Interactively Learning Preference Constraints in Linear Bandits

TL;DR

This paper introduces ACOL, an algorithm for efficiently learning human preference constraints in decision-making tasks modeled as constrained linear bandits, with theoretical guarantees and practical benefits.

Contribution

The paper formalizes constrained linear bandits, proposes the ACOL algorithm with optimal sample complexity, and demonstrates its effectiveness in synthetic and real driving preference scenarios.

Findings

ACOL matches the lower bound on sample complexity in worst-case scenarios.

ACOL outperforms baseline methods in synthetic experiments.
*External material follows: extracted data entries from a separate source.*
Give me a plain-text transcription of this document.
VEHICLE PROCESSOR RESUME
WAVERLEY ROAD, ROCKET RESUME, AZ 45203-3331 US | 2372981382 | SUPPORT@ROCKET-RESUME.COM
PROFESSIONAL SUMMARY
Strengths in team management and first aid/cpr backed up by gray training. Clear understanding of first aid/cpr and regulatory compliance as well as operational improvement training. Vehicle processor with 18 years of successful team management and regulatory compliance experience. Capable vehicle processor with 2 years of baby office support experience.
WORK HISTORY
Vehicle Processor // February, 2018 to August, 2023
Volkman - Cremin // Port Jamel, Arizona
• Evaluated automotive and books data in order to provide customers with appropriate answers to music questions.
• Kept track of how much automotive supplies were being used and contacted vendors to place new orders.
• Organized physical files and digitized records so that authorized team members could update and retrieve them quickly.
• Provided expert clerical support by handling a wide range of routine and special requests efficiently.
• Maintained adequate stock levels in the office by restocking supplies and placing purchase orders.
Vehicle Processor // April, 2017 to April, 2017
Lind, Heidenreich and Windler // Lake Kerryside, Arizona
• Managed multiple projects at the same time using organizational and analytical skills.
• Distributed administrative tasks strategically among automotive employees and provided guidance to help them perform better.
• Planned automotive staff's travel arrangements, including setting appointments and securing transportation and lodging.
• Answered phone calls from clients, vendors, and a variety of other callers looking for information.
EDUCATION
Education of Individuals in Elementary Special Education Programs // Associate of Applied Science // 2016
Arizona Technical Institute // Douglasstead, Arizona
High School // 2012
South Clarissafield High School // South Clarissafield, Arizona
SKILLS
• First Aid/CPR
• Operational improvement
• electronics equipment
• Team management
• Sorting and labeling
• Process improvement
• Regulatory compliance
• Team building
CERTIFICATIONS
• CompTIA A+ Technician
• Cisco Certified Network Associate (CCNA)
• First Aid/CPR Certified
Learning constraints is more robust than directly encoding preferences in rewards.

Abstract

We study sequential decision-making with known rewards and unknown constraints, motivated by situations where the constraints represent expensive-to-evaluate human preferences, such as safe and comfortable driving behavior. We formalize the challenge of interactively learning about these constraints as a novel linear bandit problem which we call constrained linear best-arm identification. To solve this problem, we propose the Adaptive Constraint Learning (ACOL) algorithm. We provide an instance-dependent lower bound for constrained linear best-arm identification and show that ACOL's sample complexity matches the lower bound in the worst-case. In the average case, ACOL's sample complexity bound is still significantly tighter than bounds of simpler approaches. In synthetic experiments, ACOL performs on par with an oracle solution and outperforms a range of baselines. As an application, we consider learning constraints to represent human preferences in a driving simulation. ACOL is significantly more sample efficient than alternatives for this application. Further, we find that learning preferences as constraints is more robust to changes in the driving scenario than encoding the preferences directly in the reward function.